Savaşın kısa sürede biteceği sanılmıştı. Her şey bir anda bitecek ve Suriye’de yeni bir sistem kurulacaktı. Bu, Suriye gerçeği için inandırıcı değildi. Konunun tarafları, hep Suriye dışına işaret ediyorlardı: Suriye’de halk bir kez ayağa kalksa dünya, Esed’in zulmünü bildiğinden, hemen müdahele edecek, BAAS rejimini devirecek ve Suriye’de halkı temsil eden bir sistem kurulacaktı.

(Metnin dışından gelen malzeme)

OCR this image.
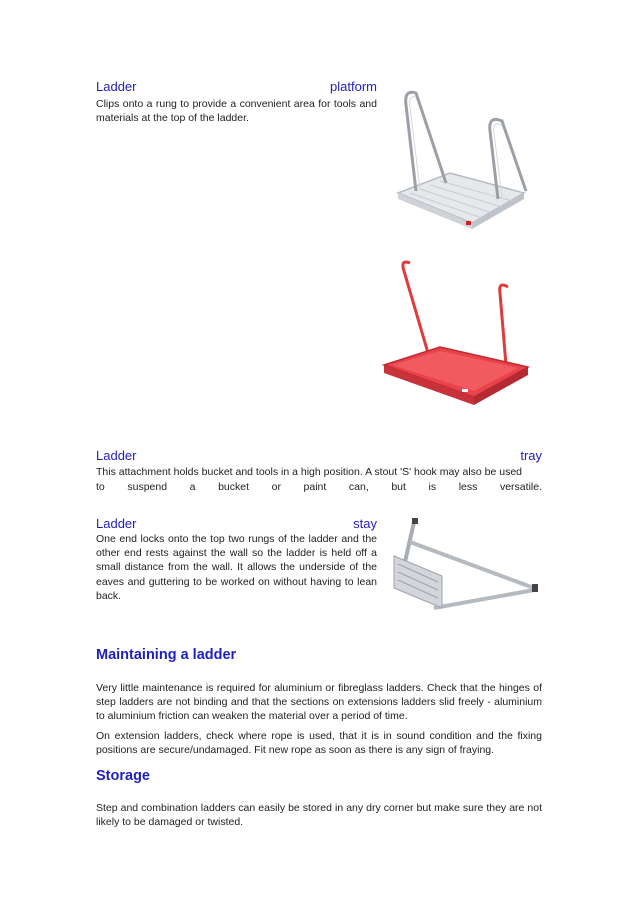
Ladder	platform
Clips onto a rung to provide a convenient area for tools and materials at the top of the ladder.
Ladder	tray
This attachment holds bucket and tools in a high position. A stout 'S' hook may also be used
to suspend a bucket or paint can, but is less versatile.
Ladder	stay
One end locks onto the top two rungs of the ladder and the other end rests against the wall so the ladder is held off a small distance from the wall. It allows the underside of the eaves and guttering to be worked on without having to lean back.
Maintaining a ladder
Very little maintenance is required for aluminium or fibreglass ladders. Check that the hinges of step ladders are not binding and that the sections on extensions ladders slid freely - aluminium to aluminium friction can weaken the material over a period of time.
On extension ladders, check where rope is used, that it is in sound condition and the fixing positions are secure/undamaged. Fit new rope as soon as there is any sign of fraying.
Storage
Step and combination ladders can easily be stored in any dry corner but make sure they are not likely to be damaged or twisted.
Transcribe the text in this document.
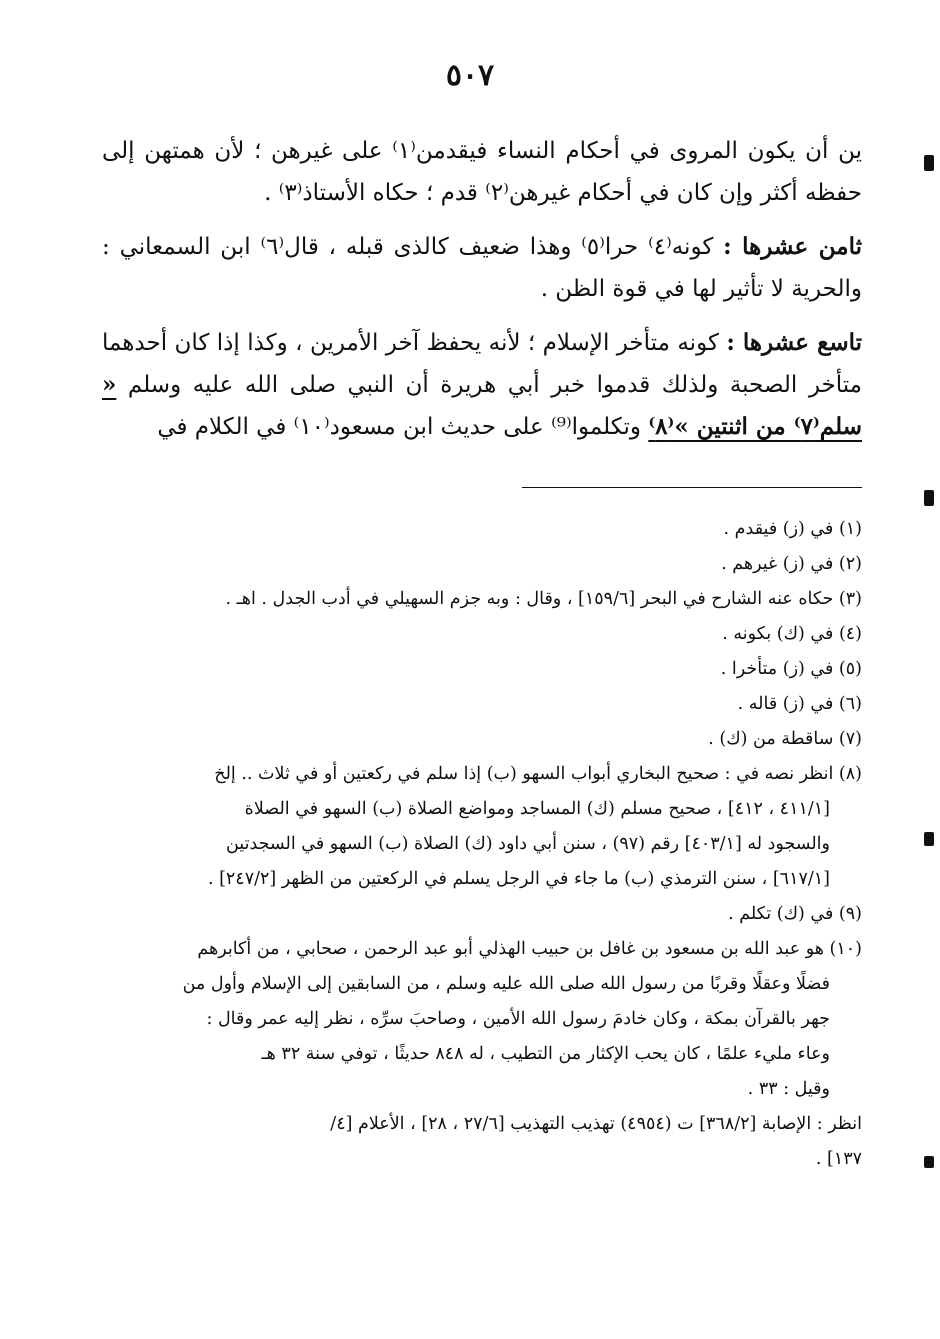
٥٠٧

ين أن يكون المروى في أحكام النساء فيقدمن⁽١⁾ على غيرهن ؛ لأن همتهن إلى حفظه أكثر وإن كان في أحكام غيرهن⁽٢⁾ قدم ؛ حكاه الأستاذ⁽٣⁾ .

ثامن عشرها : كونه⁽٤⁾ حرا⁽٥⁾ وهذا ضعيف كالذى قبله ، قال⁽٦⁾ ابن السمعاني : والحرية لا تأثير لها في قوة الظن .

تاسع عشرها : كونه متأخر الإسلام ؛ لأنه يحفظ آخر الأمرين ، وكذا إذا كان أحدهما متأخر الصحبة ولذلك قدموا خبر أبي هريرة أن النبي صلى الله عليه وسلم « سلم⁽٧⁾ من اثنتين »⁽٨⁾ وتكلموا⁽⁹⁾ على حديث ابن مسعود⁽١٠⁾ في الكلام في

(١) في (ز) فيقدم .

(٢) في (ز) غيرهم .

(٣) حكاه عنه الشارح في البحر [١٥٩/٦] ، وقال : وبه جزم السهيلي في أدب الجدل . اهـ .

(٤) في (ك) بكونه .

(٥) في (ز) متأخرا .

(٦) في (ز) قاله .

(٧) ساقطة من (ك) .

(٨) انظر نصه في : صحيح البخاري أبواب السهو (ب) إذا سلم في ركعتين أو في ثلاث .. إلخ

[٤١١/١ ، ٤١٢] ، صحيح مسلم (ك) المساجد ومواضع الصلاة (ب) السهو في الصلاة

والسجود له [٤٠٣/١] رقم (٩٧) ، سنن أبي داود (ك) الصلاة (ب) السهو في السجدتين

[٦١٧/١] ، سنن الترمذي (ب) ما جاء في الرجل يسلم في الركعتين من الظهر [٢٤٧/٢] .

(٩) في (ك) تكلم .

(١٠) هو عبد الله بن مسعود بن غافل بن حبيب الهذلي أبو عبد الرحمن ، صحابي ، من أكابرهم

فضلًا وعقلًا وقربًا من رسول الله صلى الله عليه وسلم ، من السابقين إلى الإسلام وأول من

جهر بالقرآن بمكة ، وكان خادمَ رسول الله الأمين ، وصاحبَ سرِّه ، نظر إليه عمر وقال :

وعاء مليء علمًا ، كان يحب الإكثار من التطيب ، له ٨٤٨ حديثًا ، توفي سنة ٣٢ هـ

وقيل : ٣٣ .

انظر : الإصابة [٣٦٨/٢] ت (٤٩٥٤) تهذيب التهذيب [٢٧/٦ ، ٢٨] ، الأعلام [٤/

١٣٧] .
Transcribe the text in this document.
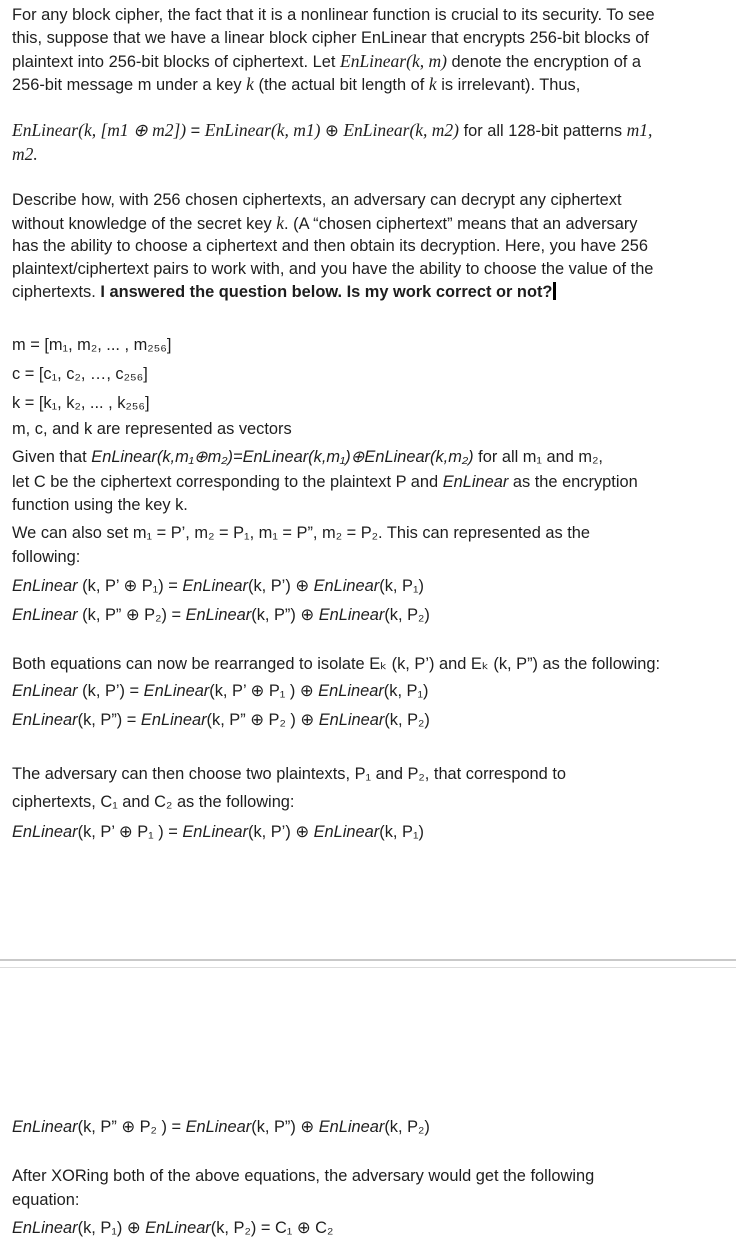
For any block cipher, the fact that it is a nonlinear function is crucial to its security. To see
this, suppose that we have a linear block cipher EnLinear that encrypts 256-bit blocks of
plaintext into 256-bit blocks of ciphertext. Let EnLinear(k, m) denote the encryption of a
256-bit message m under a key k (the actual bit length of k is irrelevant). Thus,
EnLinear(k, [m1 ⊕ m2]) = EnLinear(k, m1) ⊕ EnLinear(k, m2) for all 128-bit patterns m1,
m2.
Describe how, with 256 chosen ciphertexts, an adversary can decrypt any ciphertext
without knowledge of the secret key k. (A “chosen ciphertext” means that an adversary
has the ability to choose a ciphertext and then obtain its decryption. Here, you have 256
plaintext/ciphertext pairs to work with, and you have the ability to choose the value of the
ciphertexts. I answered the question below. Is my work correct or not?
m = [m₁, m₂, ... , m₂₅₆]
c = [c₁, c₂, …, c₂₅₆]
k = [k₁, k₂, ... , k₂₅₆]
m, c, and k are represented as vectors
Given that EnLinear(k,m₁⊕m₂)=EnLinear(k,m₁)⊕EnLinear(k,m₂) for all m₁ and m₂,
let C be the ciphertext corresponding to the plaintext P and EnLinear as the encryption
function using the key k.
We can also set m₁ = P’, m₂ = P₁, m₁ = P”, m₂ = P₂. This can represented as the
following:
EnLinear (k, P’ ⊕ P₁) = EnLinear(k, P’) ⊕ EnLinear(k, P₁)
EnLinear (k, P” ⊕ P₂) = EnLinear(k, P”) ⊕ EnLinear(k, P₂)
Both equations can now be rearranged to isolate Eₖ (k, P’) and Eₖ (k, P”) as the following:
EnLinear (k, P’) = EnLinear(k, P’ ⊕ P₁ ) ⊕ EnLinear(k, P₁)
EnLinear(k, P”) = EnLinear(k, P” ⊕ P₂ ) ⊕ EnLinear(k, P₂)
The adversary can then choose two plaintexts, P₁ and P₂, that correspond to
ciphertexts, C₁ and C₂ as the following:
EnLinear(k, P’ ⊕ P₁ ) = EnLinear(k, P’) ⊕ EnLinear(k, P₁)
EnLinear(k, P” ⊕ P₂ ) = EnLinear(k, P”) ⊕ EnLinear(k, P₂)
After XORing both of the above equations, the adversary would get the following
equation:
EnLinear(k, P₁) ⊕ EnLinear(k, P₂) = C₁ ⊕ C₂
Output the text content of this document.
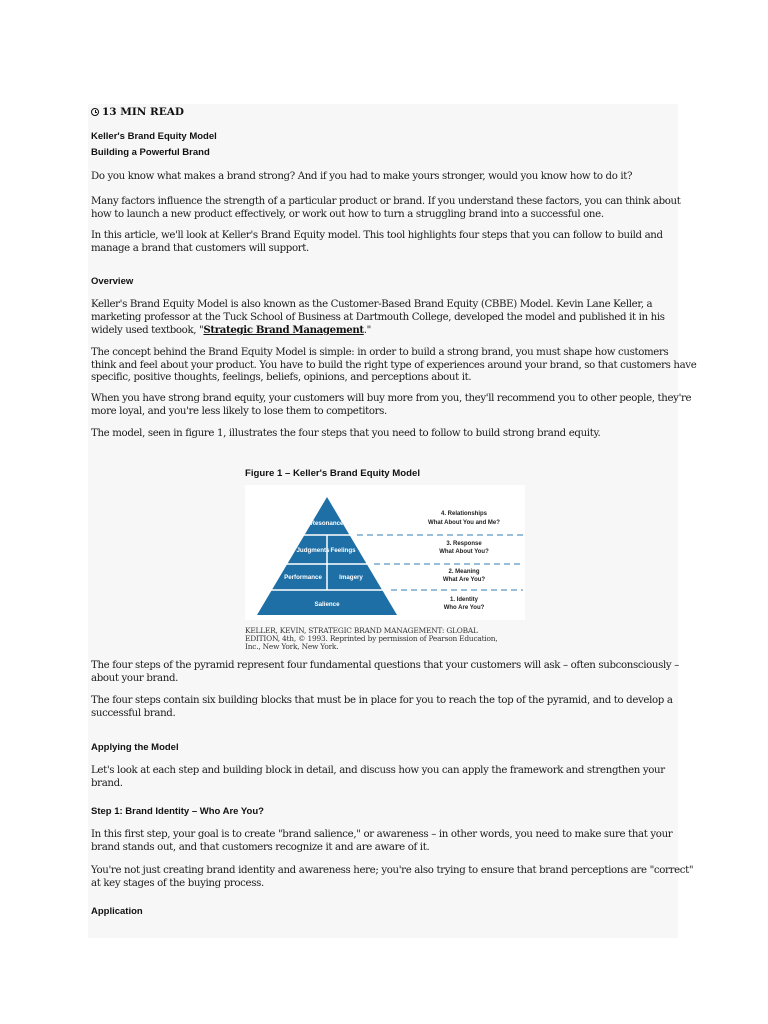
13 MIN READ
Keller's Brand Equity Model
Building a Powerful Brand
Do you know what makes a brand strong? And if you had to make yours stronger, would you know how to do it?
Many factors influence the strength of a particular product or brand. If you understand these factors, you can think about
how to launch a new product effectively, or work out how to turn a struggling brand into a successful one.
In this article, we'll look at Keller's Brand Equity model. This tool highlights four steps that you can follow to build and
manage a brand that customers will support.
Overview
Keller's Brand Equity Model is also known as the Customer-Based Brand Equity (CBBE) Model. Kevin Lane Keller, a
marketing professor at the Tuck School of Business at Dartmouth College, developed the model and published it in his
widely used textbook, "Strategic Brand Management."
The concept behind the Brand Equity Model is simple: in order to build a strong brand, you must shape how customers
think and feel about your product. You have to build the right type of experiences around your brand, so that customers have
specific, positive thoughts, feelings, beliefs, opinions, and perceptions about it.
When you have strong brand equity, your customers will buy more from you, they'll recommend you to other people, they're
more loyal, and you're less likely to lose them to competitors.
The model, seen in figure 1, illustrates the four steps that you need to follow to build strong brand equity.
Figure 1 – Keller's Brand Equity Model
Resonance
Judgments Feelings
Performance	Imagery
Salience
4. Relationships
What About You and Me?
3. Response
What About You?
2. Meaning
What Are You?
1. Identity
Who Are You?
KELLER, KEVIN, STRATEGIC BRAND MANAGEMENT: GLOBAL
EDITION, 4th, © 1993. Reprinted by permission of Pearson Education,
Inc., New York, New York.
The four steps of the pyramid represent four fundamental questions that your customers will ask – often subconsciously –
about your brand.
The four steps contain six building blocks that must be in place for you to reach the top of the pyramid, and to develop a
successful brand.
Applying the Model
Let's look at each step and building block in detail, and discuss how you can apply the framework and strengthen your
brand.
Step 1: Brand Identity – Who Are You?
In this first step, your goal is to create "brand salience," or awareness – in other words, you need to make sure that your
brand stands out, and that customers recognize it and are aware of it.
You're not just creating brand identity and awareness here; you're also trying to ensure that brand perceptions are "correct"
at key stages of the buying process.
Application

Galiba çoğu kimse, uluslararası sistemin bir ülkeye müdahele gerekçesinin insan hakları olabileceğine gerçekten inanmıştı: Uluslararası sistem, bir kurtarıcıydı! Onun tek derdi yeryüzünde insan haklarının ihlal edildiği bir karış yer bırakmamaktı! Madem, Suriye’de insan hakları ihlali vardı. O halde Suriye’ye de mutlaka müdahele gerçekleşecekti! Kurulduğu günden bu yana kapalı bir rejim tarafından yönetilen ve kendilerine uzanacak bir tek el bulamayan Suriye Müslümanlarının biraz dünyadan habersiz kalmaktan, biraz çaresizlikten buna inanmaları akıl kârı olabilir. Ama her gün dünyayı izleyenlerin de buna inanmaları olacak gibi değil:
1. Uluslararası sistemin derdi insan hakları ihlalleri olsa bu sistem, Bosna Müslümanlarını Sırbistan zulmüne, Çeçenistan Müslümanlarını Rusya zulmüne terk eder miydi? Bu sistemin müdahele gerekçesi insan hakları ihlali olsa ilk müdahele etmesi gereken yerin israil olması gerekmez miydi? Ya Arakan ve Orta Afrika…
2. Uluslararası sistemin Suriye müdahelesi, Suriye Müslümanlarının lehine miydi? Bunu da “Nihayetinde bir zalim gider, bir başka zalim gelir. Yeni zalim en çok eskisi kadar zalim olur” diyen Suriye halkı açısından anlamak mümkün… Ama ya konuya dışarıdan bakanlar? Dünyada uluslararası sistemin müdahele edip de huzur gören kaç yer var? Suriye’yi Kosova ve Bosna’yla karşılaştırmak gaflettir. Avrupa kıtasına dâhil her iki ülkenin çok özel konumları vardır. Avrupa’yı geçin… İşte Afganistan, Irak, Somali, Libya… Suriye’nin durumu bunlardan da farklı… Belki en çok Irak’a benziyor. Ama Suriye; Irak da değildir.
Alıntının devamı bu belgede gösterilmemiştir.